Il Macbeth scespiriano è l'archetipo del desiderio di potere sfrenato e anche una riflessione sul destino, l'azione e la volontà. Al centro, lei: Lady Macbeth, tra fantasmagorie e sonnambulismi, è la personificazione del Male, ambiziosa, né femminile né tanto meno femminista, per una volta. È una donna.

Anna Netrebko è una regina immensa e cinica, tailleur alta moda oligarca, tacchi e mostrine. Eccessi, deliri, sesso (in ascensore, velocemente, fine terzo atto) e follia omicida. Lady Macbeth come Lady Gaga e il loft dei Macbeth come House of Gucci? Assassine, ma fashion.

Cose notevoli, in senso positivo o negativo, della «Prima». Ritrovarsi facendo finta che sia tutto normale: selfie, eleganza e la meraviglia di una serata unica.
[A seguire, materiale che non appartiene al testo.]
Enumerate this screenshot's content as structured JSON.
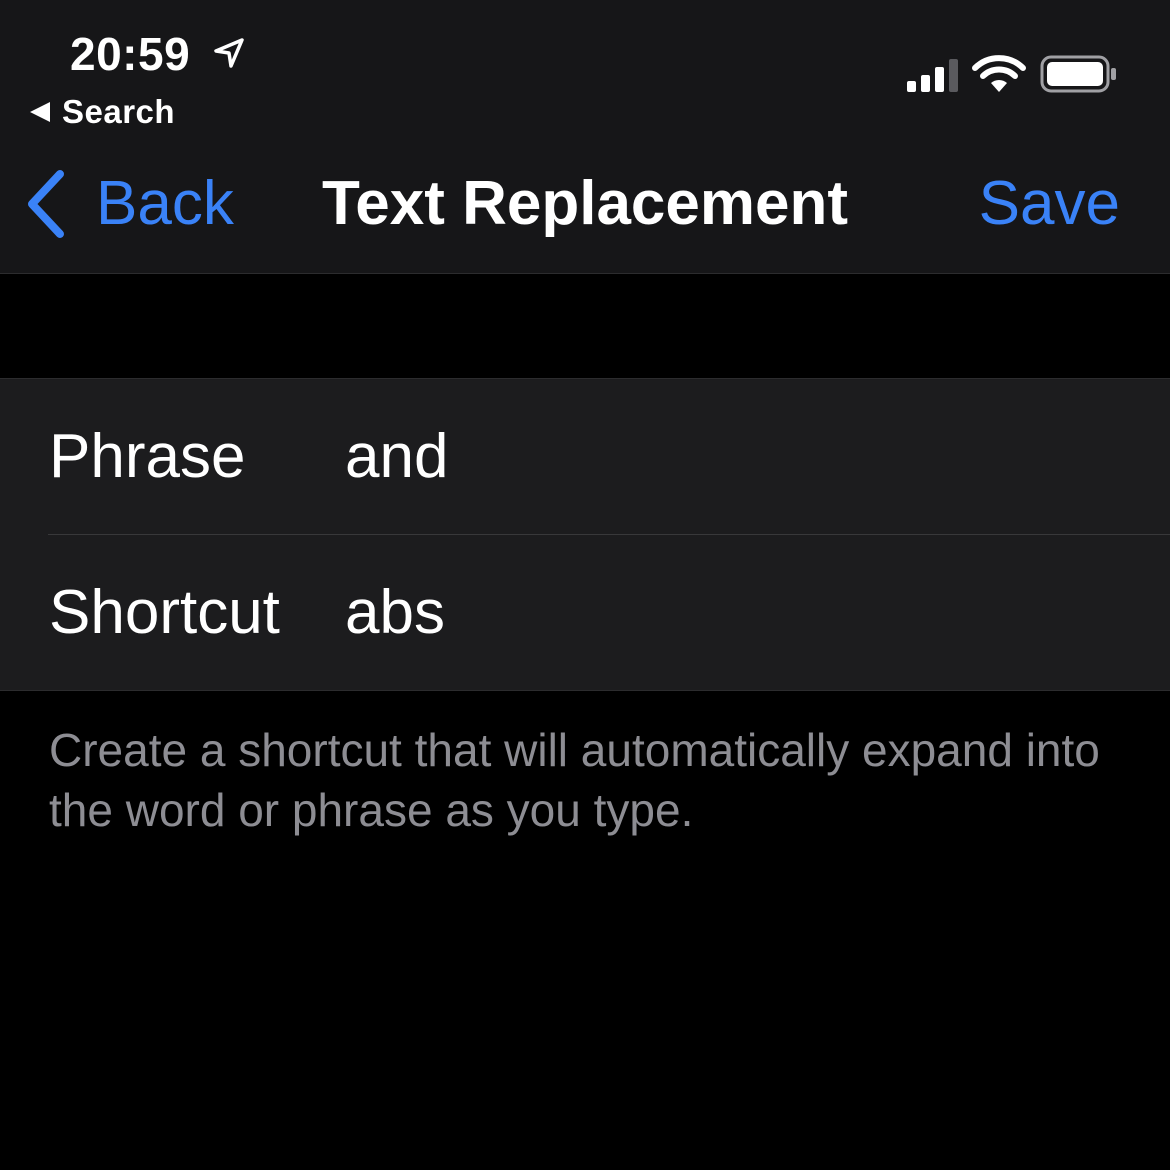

Reincontrare dal vivo i vip: Manuel Agnelli accanto a Cattelan, ma non Alessandro, Maurizio; o Liliana Segre, o Placido Domingo... E vederne così tanti in Armani, più dei rami della foresta di Birnam. Sentire Roberto Burioni nel ridotto che tiene un'altra lezione sul virus. Un certo trionfo del kitsch in scena: fra i tanti oggetti spunta anche la statua, una pantera che sembra di Rembrandt Bugatti.

Il sospetto che per certi versi il Macbeth di Livermore pensato per la tv si goda meglio da casa sul piccolo schermo che qui, in grande, alla Scala.

E il capire che la vera tragedia è la natura malvagia dell'uomo. Per la quale, purtroppo, non c'è vaccino.